Skip to 3 minutes and 5 seconds The ball is picked up, measured to be 67 millimetres, which is the tennis ball. It can now be picked up from the shelf. How efficient do you think this algorithm is? How many moves does it take if the ball that the computer is looking for isn’t in the collection of balls? How does the algorithm compare to the linear search, when the target ball is either the basketball or the table tennis ball? Share your thoughts in the comments section.

# Binary Search

We’ve seen how linear search can be made a bit more efficient if you know you are searching a sorted list. In this step, we’ll look at a much more efficient method for locating items in a sorted list.

The algorithm is called **binary search**, or sometimes **binary chop**. To understand how it works, let’s have a look at a fictitious example.

Once again, we’ll have a go at finding a specific sports ball. Imagine our programmed computer is in control of a robotic arm. The computer can’t visually recognise different sports balls, but the arm can measure the diameter of a ball.

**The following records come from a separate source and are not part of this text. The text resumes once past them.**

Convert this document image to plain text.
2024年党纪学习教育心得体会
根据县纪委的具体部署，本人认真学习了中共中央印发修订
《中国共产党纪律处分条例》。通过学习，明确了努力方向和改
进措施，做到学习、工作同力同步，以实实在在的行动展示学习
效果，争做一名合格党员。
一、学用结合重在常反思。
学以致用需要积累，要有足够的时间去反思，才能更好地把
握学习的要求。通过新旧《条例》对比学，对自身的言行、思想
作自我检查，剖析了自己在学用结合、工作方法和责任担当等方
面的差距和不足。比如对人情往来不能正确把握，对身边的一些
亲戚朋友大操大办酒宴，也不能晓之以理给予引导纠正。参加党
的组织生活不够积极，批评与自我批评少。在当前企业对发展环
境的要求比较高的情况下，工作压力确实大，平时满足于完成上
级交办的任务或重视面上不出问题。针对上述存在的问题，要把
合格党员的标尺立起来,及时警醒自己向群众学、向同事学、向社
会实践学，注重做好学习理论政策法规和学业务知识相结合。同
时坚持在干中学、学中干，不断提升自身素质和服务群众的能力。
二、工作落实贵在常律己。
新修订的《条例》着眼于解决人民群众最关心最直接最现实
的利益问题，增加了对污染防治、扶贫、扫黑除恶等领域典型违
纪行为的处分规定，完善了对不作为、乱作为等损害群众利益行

The balls are lined up on a long shelf, sorted from smallest to largest.

```
0. table tennis - 40
1. golf - 43
2. pool - 56
3. tennis - 67
4. cricket - 72
5. baseball - 76
6. volleyball - 210
7. bowling - 218
8. soccer - 223
9. basketball - 239
```

Now imagine that the computer is told to fetch a bowling ball, which it knows has a diameter of 218mm.

What’s your strategy for getting the robot arm to find the bowling ball in as few tries as possible?

The binary search algorithm is perfect for this type of problem. It looks at a ball in the middle, and if that ball is too large (or too small), knows that it now only needs to look at balls further left (or right). We need to track two numbers: the leftmost position the computer still needs to search, and the rightmost position it still needs to search. As it hasn’t started searching yet, the left is initially zero and the right is nine (the number of balls).

To start, the computer needs to choose its first ball to check. To do this, it takes the average of the left and right values, by adding them and dividing by two: 0+9 is nine, and dividing by 2 gives four and a half. We can round in either direction. Let’s round downwards, so the first position to check will be position four.

Sliding right to the ball at position four, the arm drops and measures the ball’s diameter. It finds that the ball there has a diameter of 72mm, making it a cricket ball, so the arm leaves the ball where it is.

Now the computer knows that the bowling ball has a diameter greater than 72mm, so it must lie further to the right. That means that the new leftmost position is five, and the rightmost position is still nine.

Another calculation needs to be performed to find a new search position of the arm. Again we take the average of left and right: half of (5+9) is seven, so the new search position is seven.

The arm moves to position 7, drops, and measures the ball which has a diameter of 218mm. This matches the bowling ball, so the algorithm is complete and the ball has been found. The bowling ball can be sent to the user.

Now, let’s have a look at a search for the tennis ball, which is 67mm.

- The left position is 0 and the right is 9. Averaging, (0 + 9) / 2 = 4.5.
- The arm moves to position 4 and checks the ball, which is 72mm. This is too large so the tennis ball must be to the left.
- The left position is still 0 and the right is now 3. Averaging, (0 + 3) / 2 = 1.5.
- The arm moves to position 1 and checks the ball, which is 43mm. This is too small so the tennis ball must be to the right.
- The left position is now 2 and the right is still 3. Averaging, (2 + 3) / 2 = 2.5.
- The arm moves to position 2 and checks the ball, which is 56mm. This is too small so the tennis ball must be to the right.
- The left right position are now both 3, so this is the new search position.
- The arm moves to position 3, and checks this ball which is 67mm. The tennis ball has been found and can be returned.

How efficient do you think this algorithm is? How many moves does it take if the ball that the computer is looking for isn’t in the collection of balls? How does the algorithm compare to linear search when the target ball is the basketball or the table tennis ball? Share your thoughts in the comments.